If T is a Markov map with associated partition $\{A_i\}$ and $A_{i_0i_1i_2...i_{n-1}}$ an n-cylinder, i.e. $A_{i_0i_1i_2...i_{n-1}}:=A_{i_0}\cap T^{-1}A_{i_1}\cap T^{-2}A_{i_2}\cap ...\cap T^{-(n-1)}A_{i_{n-1}}.$
It should be true that $$\mu(A_{i_0i_1i_2...i_{n-1}})=\mu(A_{i_0})P_{i_0i_1}P_{i_1i_2}...P_{i_{n-2}i_{n-1}}.$$ Where $P_{ij}$ is the transition matrix associated to T. i.e. $$P_{ij}=\frac{\mu(T^{-1}A_j\cap A_i)}{\mu(A_i)}$$
This would be a necessary part of showing metric conjugacy between the Markov map and the associated subshift of finite type with associated so-called "Markov measure" defined exactly as above.
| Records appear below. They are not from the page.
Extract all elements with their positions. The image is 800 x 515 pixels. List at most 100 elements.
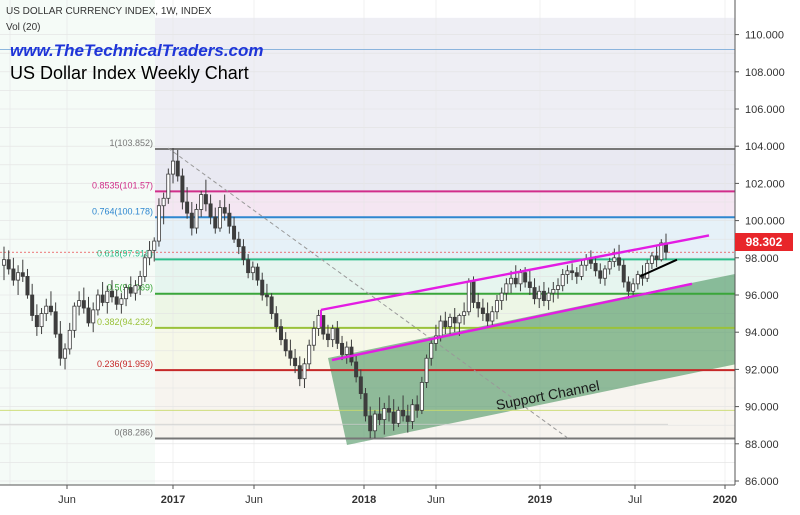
candle-body <box>105 290 110 303</box>
candle-body <box>560 274 565 287</box>
candle-body <box>44 305 49 315</box>
candle-body <box>302 363 307 380</box>
candle-body <box>645 262 650 279</box>
candle-body <box>156 205 161 242</box>
candle-body <box>462 311 467 316</box>
candle-body <box>67 329 72 350</box>
candle-body <box>335 328 340 344</box>
candle-body <box>274 313 279 328</box>
fib-band <box>155 148 735 192</box>
candle-body <box>321 315 326 335</box>
candle-body <box>396 409 401 424</box>
candle-body <box>386 408 391 413</box>
candle-body <box>551 289 556 294</box>
candle-body <box>556 285 561 290</box>
candle-body <box>311 328 316 346</box>
candle-body <box>119 298 124 305</box>
candle-body <box>415 404 420 411</box>
fib-band <box>155 191 735 218</box>
candle-body <box>429 342 434 359</box>
candle-body <box>584 259 589 266</box>
y-tick-label: 94.000 <box>745 327 779 339</box>
candle-body <box>16 272 21 281</box>
candle-body <box>476 302 481 309</box>
candle-body <box>2 259 7 266</box>
candle-body <box>494 300 499 313</box>
candle-body <box>124 287 129 300</box>
x-tick-label: Jul <box>628 494 642 506</box>
candle-body <box>499 292 504 301</box>
candle-body <box>39 313 44 328</box>
candle-body <box>77 300 82 307</box>
candle-body <box>602 268 607 279</box>
candle-body <box>222 207 227 214</box>
y-tick-label: 108.000 <box>745 67 785 79</box>
candle-body <box>617 257 622 266</box>
x-tick-label: 2017 <box>161 494 185 506</box>
candle-body <box>171 160 176 175</box>
y-tick-label: 106.000 <box>745 104 785 116</box>
candle-body <box>20 272 25 277</box>
candle-body <box>58 333 63 359</box>
candle-body <box>485 313 490 322</box>
volume-indicator-label[interactable]: Vol (20) <box>6 22 40 33</box>
fib-label: 1(103.852) <box>109 138 153 148</box>
candle-body <box>232 225 237 240</box>
candle-body <box>574 272 579 277</box>
candle-body <box>166 173 171 199</box>
candle-body <box>185 201 190 214</box>
candle-body <box>448 316 453 328</box>
candle-body <box>11 268 16 281</box>
candle-body <box>264 294 269 298</box>
candle-body <box>25 275 30 296</box>
candle-body <box>330 328 335 341</box>
candle-body <box>180 175 185 203</box>
symbol-title: US DOLLAR CURRENCY INDEX, 1W, INDEX <box>6 6 212 17</box>
last-price-badge: 98.302 <box>735 233 793 251</box>
candle-body <box>133 285 138 294</box>
candle-body <box>91 309 96 324</box>
y-tick-label: 102.000 <box>745 178 785 190</box>
candle-body <box>490 311 495 322</box>
candle-body <box>288 350 293 359</box>
candle-body <box>203 194 208 205</box>
candle-body <box>546 292 551 301</box>
candle-body <box>626 281 631 292</box>
candle-body <box>509 277 514 285</box>
candle-body <box>48 305 53 313</box>
candle-body <box>419 382 424 411</box>
candle-body <box>189 212 194 229</box>
candle-body <box>612 257 617 262</box>
candle-body <box>391 411 396 424</box>
candle-body <box>138 275 143 287</box>
candle-body <box>382 408 387 421</box>
candle-body <box>114 296 119 305</box>
candle-body <box>86 307 91 324</box>
fib-label: 0(88.286) <box>114 427 153 437</box>
candle-body <box>30 294 35 316</box>
candle-body <box>241 246 246 261</box>
candle-body <box>363 393 368 417</box>
candle-body <box>372 413 377 432</box>
candle-body <box>621 264 626 283</box>
candle-body <box>236 238 241 248</box>
candle-body <box>457 315 462 324</box>
candle-body <box>340 342 345 355</box>
candle-body <box>401 409 406 417</box>
candle-body <box>354 361 359 378</box>
candle-body <box>279 326 284 341</box>
candle-body <box>405 415 410 422</box>
candle-body <box>269 296 274 314</box>
candle-body <box>410 404 415 422</box>
x-tick-label: 2020 <box>713 494 737 506</box>
candle-body <box>72 305 77 331</box>
y-tick-label: 88.000 <box>745 439 779 451</box>
candle-body <box>532 287 537 300</box>
candle-body <box>598 270 603 279</box>
candle-body <box>109 290 114 298</box>
candle-body <box>504 283 509 294</box>
y-tick-label: 100.000 <box>745 216 785 228</box>
candle-body <box>199 194 204 210</box>
candle-body <box>147 249 152 259</box>
candle-body <box>175 160 180 177</box>
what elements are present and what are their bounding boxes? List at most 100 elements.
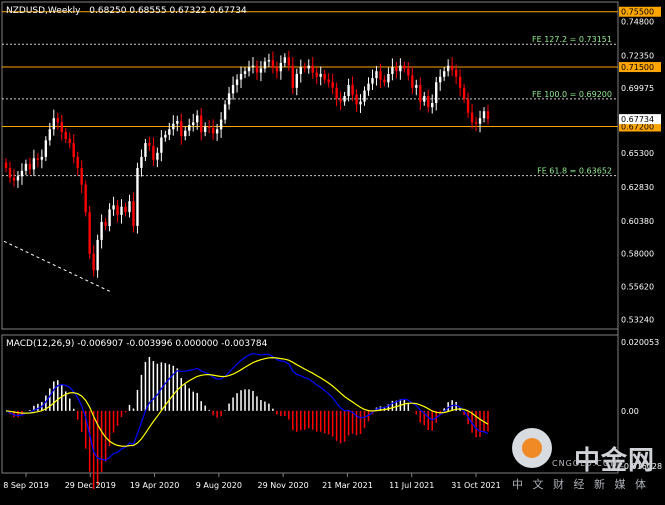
x-tick-label: 9 Aug 2020 [196,481,242,490]
candle-body [391,67,394,74]
watermark-footer: 中 文 财 经 新 媒 体 [512,478,649,491]
candle-body [375,71,378,79]
candle-body [271,60,275,68]
candle-body [36,158,40,160]
candle-body [343,96,346,102]
x-tick-label: 19 Apr 2020 [130,481,179,490]
price-tick-label: 0.58000 [621,250,654,259]
candle-body [172,123,175,130]
candle-body [48,129,52,141]
candle-body [128,201,131,213]
macd-line [5,352,489,461]
candle-body [307,65,310,69]
candle-body [231,85,235,94]
cngold-logo-icon [512,428,552,468]
candle-body [247,67,251,72]
candle-body [8,167,12,178]
candle-body [188,125,191,131]
candle-body [319,73,322,77]
candle-body [331,82,334,88]
candle-body [371,78,374,84]
candle-body [299,67,302,74]
candle-body [144,143,147,157]
candle-body [199,115,203,133]
candle-body [251,65,255,68]
candle-body [295,73,298,88]
candle-body [164,134,167,138]
macd-tick-label: 0.020053 [621,338,659,347]
candle-body [156,152,159,160]
candle-body [478,118,482,124]
price-tick-label: 0.62830 [621,183,654,192]
candle-body [44,140,48,157]
candle-body [446,65,450,72]
candle-body [267,60,271,62]
candle-body [407,68,410,76]
candle-body [40,156,44,160]
candle-body [72,143,75,157]
candle-body [176,120,179,124]
candle-body [335,87,338,99]
candle-body [315,72,318,77]
candle-body [387,73,390,83]
macd-pane[interactable] [5,352,489,489]
candle-body [287,57,291,66]
candle-body [263,61,267,69]
candle-body [24,163,28,171]
candle-body [192,122,195,126]
candle-body [411,75,414,88]
candle-body [180,120,183,137]
candle-body [140,156,143,168]
price-pane[interactable]: FE 127.2 = 0.73151 FE 100.0 = 0.69200 FE 6… [2,11,618,293]
candle-body [486,111,490,120]
x-tick-label: 29 Dec 2019 [65,481,116,490]
candle-body [116,205,119,216]
macd-tick-label: 0.00 [621,407,639,416]
price-tick-label: 0.60380 [621,217,654,226]
candle-body [259,68,263,73]
candle-body [235,79,239,86]
price-pane-frame [1,1,619,330]
price-tick-label: 0.72350 [621,51,654,60]
candle-body [132,201,135,227]
candle-body [68,138,71,144]
logo-inner-icon [522,438,542,458]
candle-body [423,96,426,102]
trendline [3,240,113,293]
candle-body [76,156,79,168]
candle-body [108,209,111,227]
candle-body [403,65,406,69]
candle-body [219,119,223,130]
candle-body [303,67,306,69]
x-tick-label: 11 Jul 2021 [389,481,434,490]
candle-body [450,65,454,70]
candle-body [466,98,470,113]
price-tick-label: 0.69975 [621,84,654,93]
candle-body [16,176,20,181]
x-tick-label: 31 Oct 2021 [451,481,500,490]
candle-body [291,65,295,88]
candle-body [64,132,67,139]
candle-body [120,206,123,216]
candle-body [454,69,458,77]
chart-title-row: NZDUSD,Weekly 0.68250 0.68555 0.67322 0.… [6,6,247,16]
fib-label: FE 61.8 = 0.63652 [537,167,612,176]
candle-body [327,79,330,83]
candle-body [227,93,231,105]
candle-body [104,221,107,227]
candle-body [311,65,314,73]
candle-body [4,162,8,168]
x-tick-label: 21 Mar 2021 [322,481,373,490]
price-tick-label: 0.55620 [621,283,654,292]
candle-body [168,129,171,135]
candle-body [32,158,36,170]
candle-body [136,167,139,227]
chart-canvas[interactable]: FE 127.2 = 0.73151 FE 100.0 = 0.69200 FE 6… [0,0,665,501]
candle-body [458,76,462,88]
candle-body [12,177,16,181]
candle-body [92,253,95,271]
candle-body [439,76,442,83]
candle-body [148,143,151,146]
fib-label: FE 127.2 = 0.73151 [532,35,612,44]
candle-body [339,98,342,102]
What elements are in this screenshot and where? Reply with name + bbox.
Is there a simple induction proof of this? Do we need that $\mu$ is $T$-invariant? The base case (and the 1-cylinder case) is clear, and I have tried to use some total probability type arguments, but something is eluding me and I have a sneaking suspicion that I'm missing something silly.